Parkland Provider Claims

Provider Claims

PCHP makes it easy for healthcare providers to submit claims, with EDI vendors and easy clean claim requirements.

Providers may submit medical claims to PCHP using the following methods:

  • Electronic submission (EDI – Preferred)
  • TexMedConnect
  • Paper or hard copy

Electronic (EDI) Claims Submission

Providers may submit medical claims electronically to Parkland Community Health Plan using EDI X12 837 5010 transactions.

The Parkland Community Health Plan Payer ID for electronic claims is Payer ID # 66917.

TriZetto Provider Solutions: Our Preferred Electronic Data Interchange (EDI) Source

Parkland and Cognizant Healthcare Services, LLC (a subsidiary of Cognizant Technology Solutions) are partners. Part of that business venture includes encouraging our providers to submit electronic claims through Cognizant’s TriZetto Provider Solutions (TPS).

TPS is more than just a clearinghouse. It provides exceptional service by combining enhanced provider solutions with superior client support. TPS is Parkland’s preferred EDI connection.

If you would like to connect directly to TPS at no cost, please complete this form.

If you already use a clearinghouse, such as Availity, Office Ally, Emdeon, Claim Logic, etc., your claims will be sent to Parkland. There will be no changes, and you do not need to complete the form.

For more information, please email


Claims may be submitted electronically to TMHP through TexMedConnect on the TMHP website at

Paper Claim Submission

Providers may submit medical claims on CMS approved paper forms (CMS-1500 or CMS-1450) to Parkland Community Health Plan. Providers must submit paper claims in the appropriate format and must be legible.

Paper Claim forms mailing address:

Parkland Community Health Plan
Attn: Claims
P.O. Box 560327
Dallas, TX 75356

A claim resubmission is a claim originally denied because of incorrect coding (would be considered a corrected claim) or missing information (would be considered a resubmission) or that prevents Parkland Community Health Plan (PCHP) from processing the claim.

The additional information (COB form/corrected claim/etc.) can be submitted:

  • On the Provider Portal via the "Claim Resubmission/Reconsideration Form"
  • In writing with our Claims Dispute Form, with all supporting documentation mailed to:
    Parkland Community Health Plan
    Attn: Claims Dispute
    P.O. Box 560327
    Dallas, TX 75356

A claim appeal is a written request by a provider to give further consideration to a claim reimbursement decision based on the original and or additionally submitted information. The document submitted by the provider must include verbiage including the word "appeal".

View our Claim Appeal Request Process and Form.

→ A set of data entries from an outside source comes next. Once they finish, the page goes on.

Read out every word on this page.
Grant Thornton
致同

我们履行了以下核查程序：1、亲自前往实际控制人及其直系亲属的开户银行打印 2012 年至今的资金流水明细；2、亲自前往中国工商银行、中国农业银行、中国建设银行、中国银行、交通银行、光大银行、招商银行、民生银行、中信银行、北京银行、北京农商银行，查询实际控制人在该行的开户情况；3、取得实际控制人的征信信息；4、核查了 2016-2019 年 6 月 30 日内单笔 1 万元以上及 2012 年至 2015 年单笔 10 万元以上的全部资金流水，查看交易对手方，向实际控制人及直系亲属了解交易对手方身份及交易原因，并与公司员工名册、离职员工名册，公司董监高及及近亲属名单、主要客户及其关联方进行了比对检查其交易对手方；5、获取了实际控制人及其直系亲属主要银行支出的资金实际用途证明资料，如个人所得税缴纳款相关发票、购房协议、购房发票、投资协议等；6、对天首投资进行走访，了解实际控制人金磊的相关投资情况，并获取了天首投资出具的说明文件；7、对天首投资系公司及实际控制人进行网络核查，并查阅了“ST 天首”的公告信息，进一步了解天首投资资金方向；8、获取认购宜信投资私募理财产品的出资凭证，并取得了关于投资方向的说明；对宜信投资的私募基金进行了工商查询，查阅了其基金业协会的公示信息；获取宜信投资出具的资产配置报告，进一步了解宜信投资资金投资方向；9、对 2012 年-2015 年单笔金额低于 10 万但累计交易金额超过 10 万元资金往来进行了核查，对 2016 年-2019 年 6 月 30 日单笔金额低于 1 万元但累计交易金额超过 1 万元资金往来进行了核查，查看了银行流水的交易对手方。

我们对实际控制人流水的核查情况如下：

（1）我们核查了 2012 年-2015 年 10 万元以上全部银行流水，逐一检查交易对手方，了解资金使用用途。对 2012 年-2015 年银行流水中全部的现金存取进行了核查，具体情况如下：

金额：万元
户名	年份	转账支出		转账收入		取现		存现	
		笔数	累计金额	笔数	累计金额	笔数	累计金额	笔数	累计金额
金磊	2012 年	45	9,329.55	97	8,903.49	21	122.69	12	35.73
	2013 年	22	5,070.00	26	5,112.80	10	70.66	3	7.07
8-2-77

An appeal must meet the following requirements:

  • Submit a copy of the Remit/EOB page on which the claim is paid or denied.
  • Submit one copy of the Remit/EOB for each claim appealed.
  • Circle all appealed claims per Remit/EOB page.
  • Identify the reason for the appeal.
  • If applicable, indicate the incorrect information and provide the corrected information that should be used to appeal the claim.
  • Attach a copy of any supporting documentation that is required or has been requested by Parkland Community Health Plan. Supporting documentation to prove timely filing should be the acceptance report from Parkland Community Health Plan to the provider’s claims clearinghouse. Supporting documentation must be on a separate page and not copied on the opposite side of the Remit/EOB.
  • Please submit your appeals and all supporting documentation to the following address:
    • Parkland Community Health Plan Claims Appeals and Complaints
      P.O. Box 560347
      Dallas, TX 75356-9005
    • By Email:
    • By Fax: 1-844-310-1823
    • Questions:
      • Healthfirst (STAR): 1-888-672-2277
      • Kidsfirst (CHIP) or CHIP Perinate: 1-888-814-2352
  • The status of an appeal can be viewed on the PCHP Provider Portal or by calling Provider Customer Service. A resolution will be mailed, and a copy will be accessible on the PHCP Provider Portal. 

Title 42 of the Code of Federal Regulations (42 CFR), at 447.45 (d) (1), states “The Medicaid agency must require providers to submit all claims no later than 12 months from the date of service.” The 12-month filing deadline applies to all claims. Claims not submitted within 365 days (12 months) from the date of service cannot be considered for payment. Retroactive eligibility does not constitute an exception to the federal filing deadline.